La ley se produce cuando otros países que tienen legislaciones similares, pero no tan radicales, están de vuelta porque han constatado los enormes problemas que, incluso en procesos más controlados y garantistas, determina el cambio, sobre todo entre la gente más joven porque confunden otro tipo de problemas con la solución de cambiar de sexo. Pasado un tiempo se arrepienten de cambiar su condición femenina o masculina.
Porque es importante tener presente algo: el sexo está impreso en nuestra genética y aunque puedan alterarse sus manifestaciones externas, la realidad biológica sigue latiendo.
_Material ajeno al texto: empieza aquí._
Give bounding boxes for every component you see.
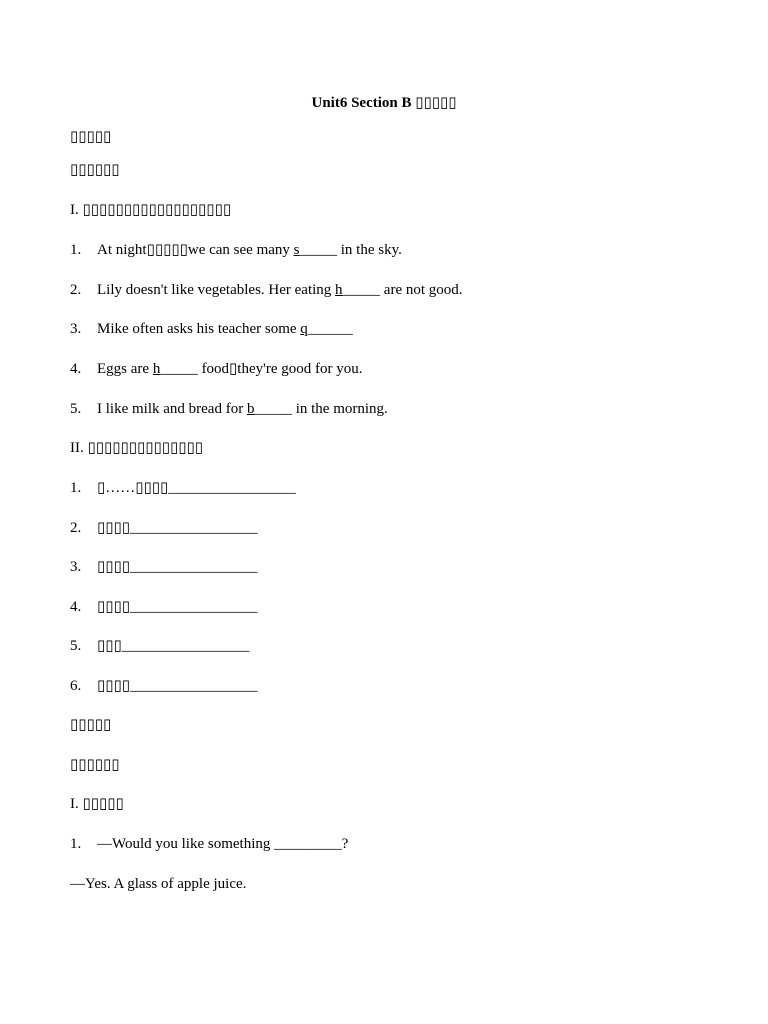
phrase-item-3 [70,557,258,577]
item-text-before: At night▯▯▯▯▯we can see many [97,242,294,258]
item-text-after: in the morning. [291,401,388,417]
phrase-with-blank: ▯……▯▯▯▯_________________ [97,480,296,496]
phrase-item-4 [70,597,258,617]
item-text-after: food▯they're good for you. [197,361,363,377]
blank-first-letter: h [152,361,161,377]
item-text-after: in the sky. [336,242,402,258]
item-number: 1. [70,836,82,852]
item-text-before: Eggs are [97,361,153,377]
page-title: Unit6 Section B ▯▯▯▯▯ [311,95,457,111]
item-number: 1. [70,242,82,258]
item-number: 2. [70,520,82,536]
phrase-item-6 [70,676,258,696]
phrase-with-blank: ▯▯▯▯_________________ [97,678,258,694]
item-number: 6. [70,678,82,694]
item-number: 5. [70,401,82,417]
item-number: 5. [70,638,82,654]
question-text: —Would you like something _________? [97,836,349,852]
phrase-with-blank: ▯▯▯_________________ [97,638,250,654]
answer-blank: _____ [342,282,381,298]
fill-letter-item-3 [70,319,353,339]
item-number: 1. [70,480,82,496]
section2-heading: II. ▯▯▯▯▯▯▯▯▯▯▯▯▯▯ [70,440,204,456]
answer-blank: _____ [254,401,292,417]
item-number: 4. [70,599,82,615]
phrase-item-2 [70,518,258,538]
part2-heading: ▯▯▯▯▯ [70,717,112,733]
part1-subheading: ▯▯▯▯▯▯ [70,162,120,178]
answer-blank: ______ [307,321,353,337]
phrase-with-blank: ▯▯▯▯_________________ [97,520,258,536]
item-number: 3. [70,321,82,337]
blank-first-letter: b [246,401,255,417]
item-number: 3. [70,559,82,575]
section3-heading: I. ▯▯▯▯▯ [70,796,124,812]
item-number: 2. [70,282,82,298]
phrase-with-blank: ▯▯▯▯_________________ [97,559,258,575]
item-text-before: Mike often asks his teacher some [97,321,301,337]
choice-item-1 [70,834,348,854]
blank-first-letter: s [293,242,300,258]
blank-first-letter: q [300,321,308,337]
part1-heading: ▯▯▯▯▯ [70,129,112,145]
fill-letter-item-4 [70,359,362,379]
answer-blank: _____ [160,361,198,377]
item-text-before: Lily doesn't like vegetables. Her eating [97,282,336,298]
fill-letter-item-5 [70,399,388,419]
part2-subheading: ▯▯▯▯▯▯ [70,757,120,773]
item-number: 4. [70,361,82,377]
phrase-with-blank: ▯▯▯▯_________________ [97,599,258,615]
fill-letter-item-1 [70,240,402,260]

En Reino Unido existen en curso numerosas denuncias contra la sanidad pública británica por no haber impedido el cambio de sexo a personas jóvenes. Es llamativo que el 80% de los menores que piden ese cambio sean chicas. El resultado de esta ley tendrá consecuencias importantes a medio plazo que afectarán a una población adolescente, ya muy tocada. Recordamos que los ingresos por trastornos mentales han aumentado en un 40%. Que un porcentaje singularmente alto de chicas superior al 10% se declaren bisexuales. Y que a todos los efectos el rendimiento escolar es cada vez peor.
España es un país singular no solo por esta ley, dado que no hay ninguna más que conceda la posibilidad de cambio a los 14 años, sino porque se inscribe en el escaso número de países, 11 en total, que tienen legislaciones de este tipo. Si a ella se le suma la de la eutanasia y el suicidio asistido, también poco abundante en el mundo democrático, la nueva ley del aborto que incorpora el derecho de las menores, la ley LGBTI que establece derechos específicos para personas de este grupo, es decir privilegios, la particular legislación del “solo sí es sí”, que ya tiene problemas interpretativos al inicio de su recorrido, y la más lejana ley de lucha contra la violencia de género, que no tiene equivalente en Europa, constataremos que España se ha configurado como una grave anomalía en lo que significa leyes que transforman nuestra concepción sobre el ser humano. La gravedad de todo ello por sus efectos profundos va mucho más allá de una simple crisis económica por muchos destrozos materiales que ésta provoque.